Malam harinya, lantunan doa dan sholawat yang terdengar sayup-sayup dari pondok membuat Mikay semakin gelisah. Ia membuka jendela kamar dan memandang langit malam. Dalam hati, ia menyadari bahwa pondok bukan sekadar tempat tinggal, melainkan rumah yang telah membentuk dirinya—mengubahnya dari pribadi yang buruk menjadi lebih baik. Namun, kini ia merasa telah kehilangan sentuhan itu.
Hari-hari berikutnya, Mikay terus merenung. Ia mulai memahami bahwa meskipun kehidupan kampus menawarkan kebebasan, ada sesuatu yang hilang—kedekatan dengan Tuhan yang dulu begitu ia rasakan di pondok. Kesadaran itu menggugahnya untuk melakukan perubahan dalam hidupnya.
Rencana libur semester yang awalnya ia persiapkan untuk bersantai akhirnya berubah menjadi momen refleksi. Mikay memutuskan untuk kembali mengunjungi pondoknya. Sesampainya di sana, ia menemui seorang kakak yang dulu begitu dekat dengannya semasa mondok. Kakak itu, yang selalu memberinya nasihat bijak, menjadi tempat Mikay mencurahkan isi hati dan merenungkan langkah hidupnya ke depan.
Saat bertemu dengan kakak angkatnya, Mikay tak mampu menahan air mata. Ia mencurahkan segala dilema dan perasaan yang selama ini ia pendam. Kakak angkatnya mendengarkan dengan penuh perhatian, lalu berkata, “Hidup adalah perjalanan, Kay. Tidak ada keputusan yang sepenuhnya salah jika kita mau belajar darinya. Allah selalu memberikan kesempatan bagi mereka yang ingin berbuat kebaikan.”
Kata-kata itu membawa ketenangan dalam hati Mikay. Ia menyadari bahwa meskipun telah meninggalkan pondok, kedekatannya dengan Tuhan masih dapat ia bangun kembali melalui langkah-langkah kecil yang konsisten.
Setelah liburan usai, Mikay kembali ke kampus dengan semangat baru. Ia mulai mengatur waktu dengan lebih bijaksana, menyempatkan diri untuk shalat tepat waktu, dan berusaha memperbaiki hubungan dengan Tuhan. Meskipun perubahan itu tidak langsung terlihat oleh teman-temannya, Mikay merasakan kedamaian yang selama ini ia cari.
Kini, Mikay memahami bahwa kebebasan sejati adalah kemampuan untuk menjalani hidup dengan penuh tanggung jawab terhadap dirinya sendiri dan Tuhan. Kebahagiaan bukanlah soal terbebas dari aturan, melainkan tentang menemukan kedamaian dalam diri dan keyakinan yang kokoh.

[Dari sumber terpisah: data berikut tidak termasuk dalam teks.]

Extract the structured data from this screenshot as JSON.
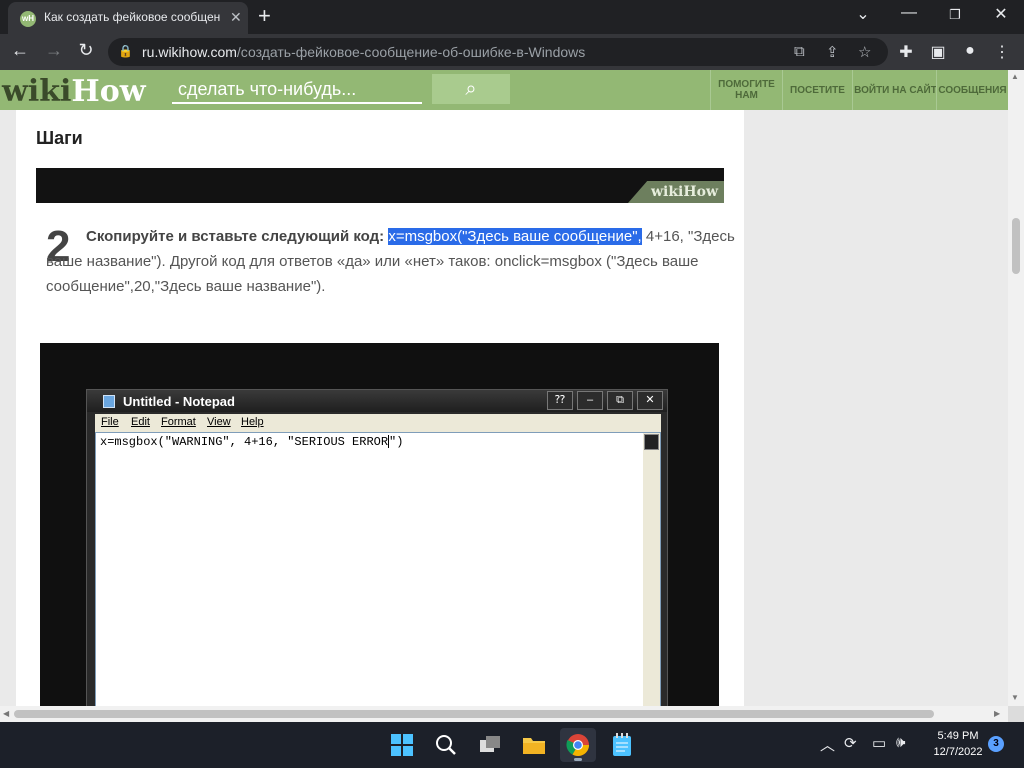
{
  "browser": {
    "tab_title": "Как создать фейковое сообщение об ошибке в Windows",
    "url_host": "ru.wikihow.com",
    "url_path": "/создать-фейковое-сообщение-об-ошибке-в-Windows"
  },
  "site": {
    "logo_part1": "wiki",
    "logo_part2": "How",
    "search_placeholder": "сделать что-нибудь...",
    "nav": [
      "ПОМОГИТЕ НАМ",
      "ПОСЕТИТЕ",
      "ВОЙТИ НА САЙТ",
      "СООБЩЕНИЯ"
    ]
  },
  "article": {
    "section_heading": "Шаги",
    "watermark": "wikiHow",
    "step_number": "2",
    "step_bold": "Скопируйте и вставьте следующий код:",
    "step_selected": "x=msgbox(\"Здесь ваше сообщение\",",
    "step_rest": " 4+16, \"Здесь ваше название\"). Другой код для ответов «да» или «нет» таков: onclick=msgbox (\"Здесь ваше сообщение\",20,\"Здесь ваше название\")."
  },
  "notepad": {
    "title": "Untitled - Notepad",
    "menu": [
      "File",
      "Edit",
      "Format",
      "View",
      "Help"
    ],
    "text_before_caret": "x=msgbox(\"WARNING\", 4+16, \"SERIOUS ERROR",
    "text_after_caret": "\")"
  },
  "taskbar": {
    "time": "5:49 PM",
    "date": "12/7/2022",
    "notification_count": "3"
  },
  "colors": {
    "wikihow_green": "#93b874",
    "selection_blue": "#2a6be8",
    "chrome_dark": "#202124"
  }
}
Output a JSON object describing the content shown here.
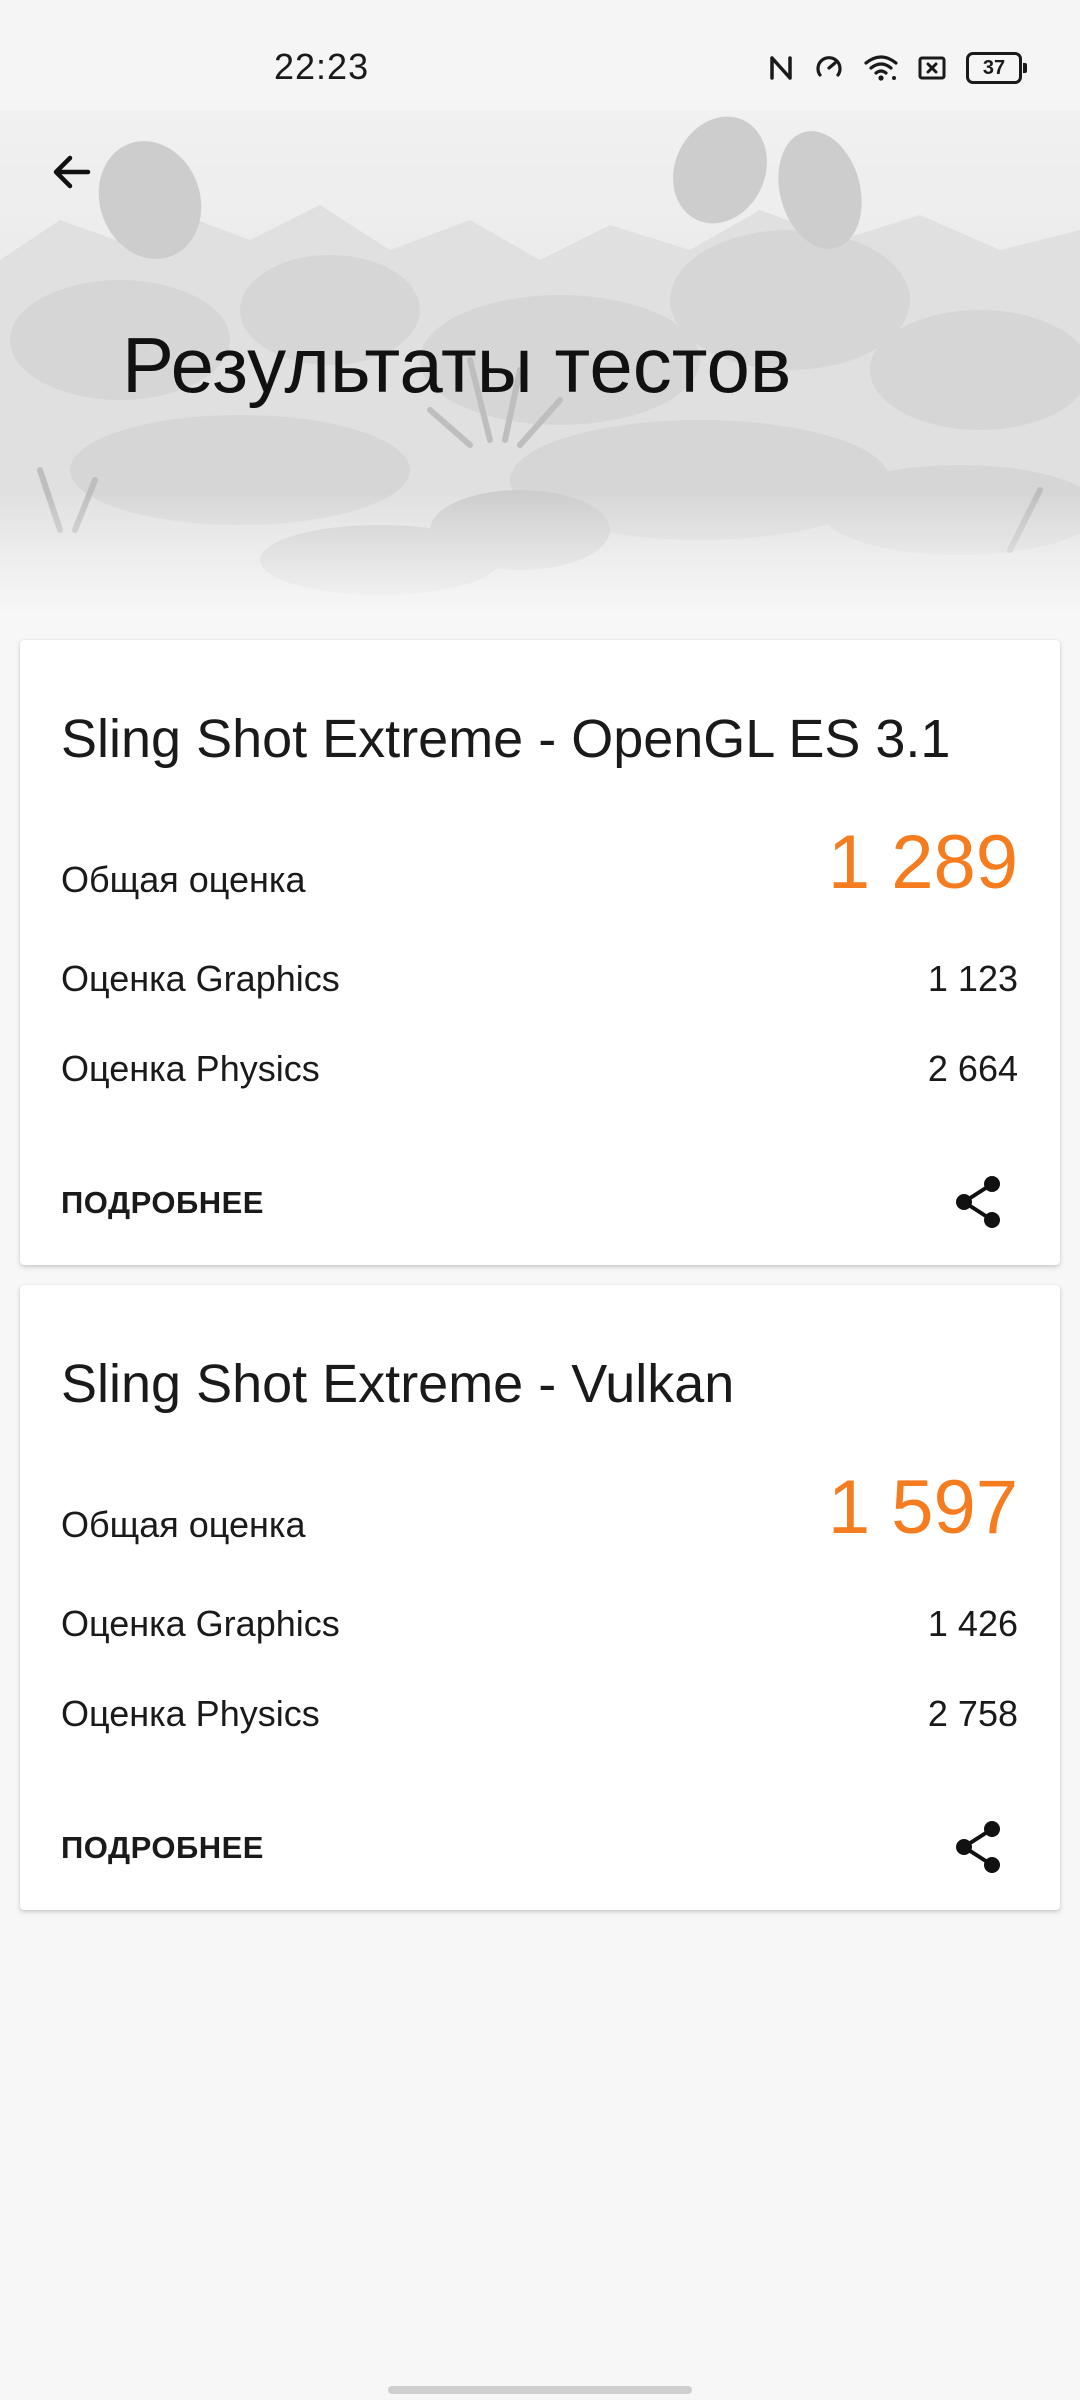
{
  "status_bar": {
    "time": "22:23",
    "battery": "37",
    "icons": [
      "nfc-icon",
      "data-saver-icon",
      "wifi-icon",
      "sim-icon",
      "battery-icon"
    ]
  },
  "header": {
    "title": "Результаты тестов",
    "back_icon": "arrow-left-icon"
  },
  "accent_color": "#f57c1f",
  "results": [
    {
      "title": "Sling Shot Extreme - OpenGL ES 3.1",
      "total_label": "Общая оценка",
      "total_value": "1 289",
      "graphics_label": "Оценка Graphics",
      "graphics_value": "1 123",
      "physics_label": "Оценка Physics",
      "physics_value": "2 664",
      "details_label": "ПОДРОБНЕЕ",
      "share_icon": "share-icon"
    },
    {
      "title": "Sling Shot Extreme - Vulkan",
      "total_label": "Общая оценка",
      "total_value": "1 597",
      "graphics_label": "Оценка Graphics",
      "graphics_value": "1 426",
      "physics_label": "Оценка Physics",
      "physics_value": "2 758",
      "details_label": "ПОДРОБНЕЕ",
      "share_icon": "share-icon"
    }
  ]
}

Dari Mikay, kita belajar bahwa perjalanan hidup adalah tentang menemukan keseimbangan emosional antara kebebasan dan tanggung jawab. Pada akhirnya, setiap langkah yang kita ambil—baik maupun buruk—merupakan bagian dari proses pendewasaan. Yang terpenting adalah bagaimana kita belajar dari kesalahan dan berusaha kembali ke jalan yang benar.
Terkadang, apa yang kita anggap baik belum tentu baik di mata Allah.